10.20.30.2/32, NASsubnet, Anyother relevant remote subnet.

In other words, the outside users are going to come in on the CHR router heading to the server based on
StaticWANIP of the CHR and port off NAS server on the second router

With port forwarding rule.
add action=dst-nat chain=dstnat dst-address=staticIPofCHR dst-port=NAS port protocol=XYZ to-addresses=NAS_lanIP

So all that traffic now is heading to the IP address of the NAS server so we have to let the CHR know WHERE to send this non-local traffic.

The question that needs answering before proceeding → Does the NAS need to track sourceIP for any reason…
Solution A: The NAS server doesn’t need to know the sourceIP of each user, so we then, to simplify, sourcenat the traffic heading into the wireguard tunnel.
add chain=srcnat action=masquerade out-interface=wireguard1
Now all wireguard traffic will be given the source IP address of the wireguard interface on the CH

We still need a route to match the allowed IPs identifying where to send non-local subnet bound traffic.
add dst-address=NASsubnet gateway=wireguard1 routing-table=main.

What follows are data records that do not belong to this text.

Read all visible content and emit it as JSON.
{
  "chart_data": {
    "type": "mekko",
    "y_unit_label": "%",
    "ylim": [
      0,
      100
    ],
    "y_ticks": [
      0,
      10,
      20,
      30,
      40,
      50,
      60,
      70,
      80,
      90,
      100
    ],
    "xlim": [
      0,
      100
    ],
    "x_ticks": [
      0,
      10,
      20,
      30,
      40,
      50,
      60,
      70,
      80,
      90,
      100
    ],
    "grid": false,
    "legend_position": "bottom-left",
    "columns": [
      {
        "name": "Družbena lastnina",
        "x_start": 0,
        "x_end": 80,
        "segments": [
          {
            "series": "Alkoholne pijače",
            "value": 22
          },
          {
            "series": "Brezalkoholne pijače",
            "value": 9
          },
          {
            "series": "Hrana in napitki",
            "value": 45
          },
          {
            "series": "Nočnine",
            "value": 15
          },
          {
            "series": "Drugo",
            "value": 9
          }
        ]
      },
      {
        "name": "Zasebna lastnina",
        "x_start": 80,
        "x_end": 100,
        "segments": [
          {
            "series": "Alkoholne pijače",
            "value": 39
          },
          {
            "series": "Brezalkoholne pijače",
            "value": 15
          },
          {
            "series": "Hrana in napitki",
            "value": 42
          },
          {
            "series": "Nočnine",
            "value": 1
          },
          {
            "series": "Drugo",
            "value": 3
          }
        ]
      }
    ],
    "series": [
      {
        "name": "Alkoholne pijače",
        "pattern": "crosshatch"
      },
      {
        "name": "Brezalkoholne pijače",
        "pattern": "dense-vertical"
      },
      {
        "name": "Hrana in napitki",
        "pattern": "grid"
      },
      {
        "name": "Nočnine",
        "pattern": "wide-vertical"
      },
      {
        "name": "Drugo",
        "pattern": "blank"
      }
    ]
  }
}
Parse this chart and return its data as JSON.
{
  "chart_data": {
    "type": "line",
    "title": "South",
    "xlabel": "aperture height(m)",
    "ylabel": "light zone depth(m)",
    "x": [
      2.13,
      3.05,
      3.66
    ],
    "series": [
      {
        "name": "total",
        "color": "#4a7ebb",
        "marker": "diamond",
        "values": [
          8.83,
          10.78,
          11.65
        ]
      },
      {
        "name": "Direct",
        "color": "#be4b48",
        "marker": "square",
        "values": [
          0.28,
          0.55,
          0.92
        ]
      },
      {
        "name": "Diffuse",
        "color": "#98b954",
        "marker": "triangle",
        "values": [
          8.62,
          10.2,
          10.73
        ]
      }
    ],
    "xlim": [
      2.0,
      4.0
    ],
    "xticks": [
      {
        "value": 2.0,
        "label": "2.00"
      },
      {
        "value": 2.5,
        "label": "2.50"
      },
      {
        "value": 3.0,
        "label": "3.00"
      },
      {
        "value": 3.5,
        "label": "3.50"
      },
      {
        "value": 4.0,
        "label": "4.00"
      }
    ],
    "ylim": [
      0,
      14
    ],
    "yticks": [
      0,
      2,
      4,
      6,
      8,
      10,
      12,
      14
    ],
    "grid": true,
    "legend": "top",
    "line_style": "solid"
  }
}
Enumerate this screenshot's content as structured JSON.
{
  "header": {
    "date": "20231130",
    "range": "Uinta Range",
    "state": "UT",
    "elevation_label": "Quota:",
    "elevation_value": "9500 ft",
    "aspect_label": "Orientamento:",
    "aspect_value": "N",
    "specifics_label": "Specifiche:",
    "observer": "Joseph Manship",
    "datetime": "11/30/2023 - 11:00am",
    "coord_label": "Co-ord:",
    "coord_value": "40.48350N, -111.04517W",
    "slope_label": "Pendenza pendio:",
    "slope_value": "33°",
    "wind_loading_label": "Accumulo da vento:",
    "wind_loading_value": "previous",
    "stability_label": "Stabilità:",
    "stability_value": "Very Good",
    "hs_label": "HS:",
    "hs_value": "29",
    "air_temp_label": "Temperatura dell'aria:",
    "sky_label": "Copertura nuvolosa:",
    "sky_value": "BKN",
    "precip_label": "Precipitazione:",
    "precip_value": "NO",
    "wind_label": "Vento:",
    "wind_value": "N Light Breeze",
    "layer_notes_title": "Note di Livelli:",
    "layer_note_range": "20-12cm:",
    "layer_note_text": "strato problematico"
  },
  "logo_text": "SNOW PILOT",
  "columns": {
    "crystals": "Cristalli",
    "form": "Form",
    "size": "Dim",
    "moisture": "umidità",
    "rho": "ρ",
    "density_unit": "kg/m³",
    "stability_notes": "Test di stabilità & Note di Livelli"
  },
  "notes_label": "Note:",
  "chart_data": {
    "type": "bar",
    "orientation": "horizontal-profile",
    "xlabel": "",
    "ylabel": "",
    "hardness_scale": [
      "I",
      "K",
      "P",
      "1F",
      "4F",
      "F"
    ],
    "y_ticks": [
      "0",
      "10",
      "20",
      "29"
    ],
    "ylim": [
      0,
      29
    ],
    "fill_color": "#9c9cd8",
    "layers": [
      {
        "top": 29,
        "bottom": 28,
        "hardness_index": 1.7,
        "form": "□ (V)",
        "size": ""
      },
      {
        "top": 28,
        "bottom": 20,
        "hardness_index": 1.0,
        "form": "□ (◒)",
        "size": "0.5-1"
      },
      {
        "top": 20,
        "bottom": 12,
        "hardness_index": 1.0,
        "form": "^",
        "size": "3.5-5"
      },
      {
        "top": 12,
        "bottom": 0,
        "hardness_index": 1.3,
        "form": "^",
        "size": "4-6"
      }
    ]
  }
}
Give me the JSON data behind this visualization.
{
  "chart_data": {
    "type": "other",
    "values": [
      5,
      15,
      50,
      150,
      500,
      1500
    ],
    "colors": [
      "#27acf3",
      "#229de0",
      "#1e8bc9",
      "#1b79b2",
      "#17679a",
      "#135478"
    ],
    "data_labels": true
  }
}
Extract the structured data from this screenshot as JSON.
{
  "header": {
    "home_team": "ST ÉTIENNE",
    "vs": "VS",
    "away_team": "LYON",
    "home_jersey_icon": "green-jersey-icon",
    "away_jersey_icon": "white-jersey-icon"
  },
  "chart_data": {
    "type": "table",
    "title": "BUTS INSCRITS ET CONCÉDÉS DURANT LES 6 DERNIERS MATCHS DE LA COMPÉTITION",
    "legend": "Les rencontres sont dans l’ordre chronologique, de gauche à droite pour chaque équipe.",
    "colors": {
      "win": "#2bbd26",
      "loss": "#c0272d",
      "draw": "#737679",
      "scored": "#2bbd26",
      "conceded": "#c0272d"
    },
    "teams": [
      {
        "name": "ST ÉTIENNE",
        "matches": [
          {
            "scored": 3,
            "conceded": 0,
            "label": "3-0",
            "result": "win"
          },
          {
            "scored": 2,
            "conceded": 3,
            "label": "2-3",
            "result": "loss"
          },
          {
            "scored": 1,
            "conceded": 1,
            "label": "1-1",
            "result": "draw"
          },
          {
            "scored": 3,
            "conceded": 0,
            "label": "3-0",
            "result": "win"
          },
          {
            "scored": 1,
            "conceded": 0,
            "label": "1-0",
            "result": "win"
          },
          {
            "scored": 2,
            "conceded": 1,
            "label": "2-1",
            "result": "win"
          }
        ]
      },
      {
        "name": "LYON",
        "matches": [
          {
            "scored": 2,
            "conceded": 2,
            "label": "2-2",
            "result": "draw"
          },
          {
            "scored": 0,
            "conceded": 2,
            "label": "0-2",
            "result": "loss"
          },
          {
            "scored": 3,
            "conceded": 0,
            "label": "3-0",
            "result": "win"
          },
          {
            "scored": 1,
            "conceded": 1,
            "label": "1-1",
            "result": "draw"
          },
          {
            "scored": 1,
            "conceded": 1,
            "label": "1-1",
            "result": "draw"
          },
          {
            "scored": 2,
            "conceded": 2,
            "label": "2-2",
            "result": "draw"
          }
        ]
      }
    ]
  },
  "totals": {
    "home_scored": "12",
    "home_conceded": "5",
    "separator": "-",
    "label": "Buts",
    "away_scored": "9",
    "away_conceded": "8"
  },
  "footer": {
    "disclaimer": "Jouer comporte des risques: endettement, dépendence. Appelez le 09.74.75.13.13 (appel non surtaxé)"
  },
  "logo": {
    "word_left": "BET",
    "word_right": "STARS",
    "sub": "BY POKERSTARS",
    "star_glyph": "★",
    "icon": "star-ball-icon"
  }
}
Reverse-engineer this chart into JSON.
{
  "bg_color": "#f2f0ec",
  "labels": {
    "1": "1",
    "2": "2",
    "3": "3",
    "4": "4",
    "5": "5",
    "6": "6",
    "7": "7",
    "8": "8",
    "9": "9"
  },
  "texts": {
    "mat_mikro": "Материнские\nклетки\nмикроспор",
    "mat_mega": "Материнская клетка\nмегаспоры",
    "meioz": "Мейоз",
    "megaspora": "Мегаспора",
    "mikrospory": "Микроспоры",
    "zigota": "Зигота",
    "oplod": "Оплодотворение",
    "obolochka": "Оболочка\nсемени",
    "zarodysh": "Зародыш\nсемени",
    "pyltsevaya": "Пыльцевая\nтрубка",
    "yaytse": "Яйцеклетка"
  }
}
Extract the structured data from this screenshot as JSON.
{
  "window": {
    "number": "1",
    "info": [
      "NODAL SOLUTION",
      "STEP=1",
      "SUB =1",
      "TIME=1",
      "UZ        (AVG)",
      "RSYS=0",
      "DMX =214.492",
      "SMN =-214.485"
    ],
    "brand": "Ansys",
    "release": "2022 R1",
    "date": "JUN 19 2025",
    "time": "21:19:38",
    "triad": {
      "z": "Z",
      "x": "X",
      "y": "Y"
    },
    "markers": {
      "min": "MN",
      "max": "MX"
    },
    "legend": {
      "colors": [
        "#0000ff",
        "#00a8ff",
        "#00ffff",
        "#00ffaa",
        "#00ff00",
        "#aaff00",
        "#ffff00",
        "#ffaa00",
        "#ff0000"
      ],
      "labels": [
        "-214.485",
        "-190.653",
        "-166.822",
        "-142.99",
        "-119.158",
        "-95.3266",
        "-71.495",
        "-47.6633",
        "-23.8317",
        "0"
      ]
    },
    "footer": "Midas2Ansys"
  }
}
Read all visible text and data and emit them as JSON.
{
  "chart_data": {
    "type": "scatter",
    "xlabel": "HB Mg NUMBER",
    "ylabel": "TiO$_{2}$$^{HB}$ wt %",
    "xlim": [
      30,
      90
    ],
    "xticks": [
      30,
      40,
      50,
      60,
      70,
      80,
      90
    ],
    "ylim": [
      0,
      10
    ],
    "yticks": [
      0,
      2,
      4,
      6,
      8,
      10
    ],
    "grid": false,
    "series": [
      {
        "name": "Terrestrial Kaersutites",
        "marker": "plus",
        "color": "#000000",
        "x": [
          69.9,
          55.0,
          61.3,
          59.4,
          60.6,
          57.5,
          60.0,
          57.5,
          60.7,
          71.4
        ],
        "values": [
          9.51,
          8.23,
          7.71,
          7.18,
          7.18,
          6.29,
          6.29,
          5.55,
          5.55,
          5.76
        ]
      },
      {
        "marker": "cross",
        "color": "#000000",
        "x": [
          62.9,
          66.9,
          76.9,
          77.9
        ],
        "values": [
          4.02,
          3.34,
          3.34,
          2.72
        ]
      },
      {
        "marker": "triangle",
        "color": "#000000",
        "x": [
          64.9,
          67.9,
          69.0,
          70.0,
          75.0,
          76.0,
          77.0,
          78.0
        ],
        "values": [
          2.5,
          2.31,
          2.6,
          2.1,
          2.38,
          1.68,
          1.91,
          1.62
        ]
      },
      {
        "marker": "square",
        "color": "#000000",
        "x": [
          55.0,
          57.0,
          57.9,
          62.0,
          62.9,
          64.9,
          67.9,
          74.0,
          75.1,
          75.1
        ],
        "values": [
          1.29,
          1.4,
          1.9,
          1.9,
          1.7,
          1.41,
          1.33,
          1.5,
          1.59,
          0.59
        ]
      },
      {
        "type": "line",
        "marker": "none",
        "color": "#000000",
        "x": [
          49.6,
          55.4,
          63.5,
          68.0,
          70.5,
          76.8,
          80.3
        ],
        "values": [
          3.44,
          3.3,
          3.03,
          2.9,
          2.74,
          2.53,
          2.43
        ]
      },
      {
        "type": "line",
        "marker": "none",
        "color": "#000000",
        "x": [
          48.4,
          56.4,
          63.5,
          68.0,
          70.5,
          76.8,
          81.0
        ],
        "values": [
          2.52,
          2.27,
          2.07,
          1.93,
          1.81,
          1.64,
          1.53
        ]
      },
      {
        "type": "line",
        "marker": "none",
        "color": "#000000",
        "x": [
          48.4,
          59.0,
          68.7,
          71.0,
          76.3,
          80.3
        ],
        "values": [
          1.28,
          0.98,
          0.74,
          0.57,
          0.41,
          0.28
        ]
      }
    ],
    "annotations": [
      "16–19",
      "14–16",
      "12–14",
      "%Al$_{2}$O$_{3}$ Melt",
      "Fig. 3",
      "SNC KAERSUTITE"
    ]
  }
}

Outside users are port forwarded to the lANIP of the server and the router is told to send that traffic out wireguard and on the way out the users IPs get changed to the IP of the CHR wireguard interface, so far so good.
The traffic arrives at the wireguard portal on the home router.
The incoming IP of the chr wireguard interface is accepted.
One needs a firewall rule forward chain rule to ensure that traffic can reach the subnet server
add action=accept chain=forward comment=“remote users to NAS” in-interface=wireguard1 dst-adddress=NAS_lanIP

The return traffic is sent to the wireguard IP of the CHR of which the home router is aware and sends the traffic back out the wireguard interface.

++++++++++++++++++++++++++++

Solution B: What if there is a requirement to capture the source IPs at the NAS server, this has a ripple effect on the settings.
There is no change on allowed IPs for the CHR,
There is no change on port forwarding,
However we CANNOT sourcenat out the wireguard tunnel.

The main changes are on the home router.
Allowed IPs becomes; 0.0.0.0/0 ( since you need to be able to capture all possible public IPs hitting the CHR)
So, the effect is that all that traffic forwarded from various IPs hits the home router,
We need the same forward chain rule to allow access to the NAS…
However when the NAS replies, the router has no idea where to send the return traffic!!!
Therefore we need to capture/identify the traffic and direct the traffic back through the wireguard tunnel.
Easiest is to
add table fib name=useWG
add route dst-address=0.0.0.0/0 gateway=WG-Home routing-table=useWG
/routing rules
add min-prefix=0 action=lookup-only-in-table table=main comment=“ensure NAS local traffic is permitted”
add src-address=NAS-lanIP action=lookup-only-in-table table=useWG comment=all other NAS traffic forced out tunnel"

So you can see that there is a simple way and a more complicated way of accomplishing the flow depending upon requirements.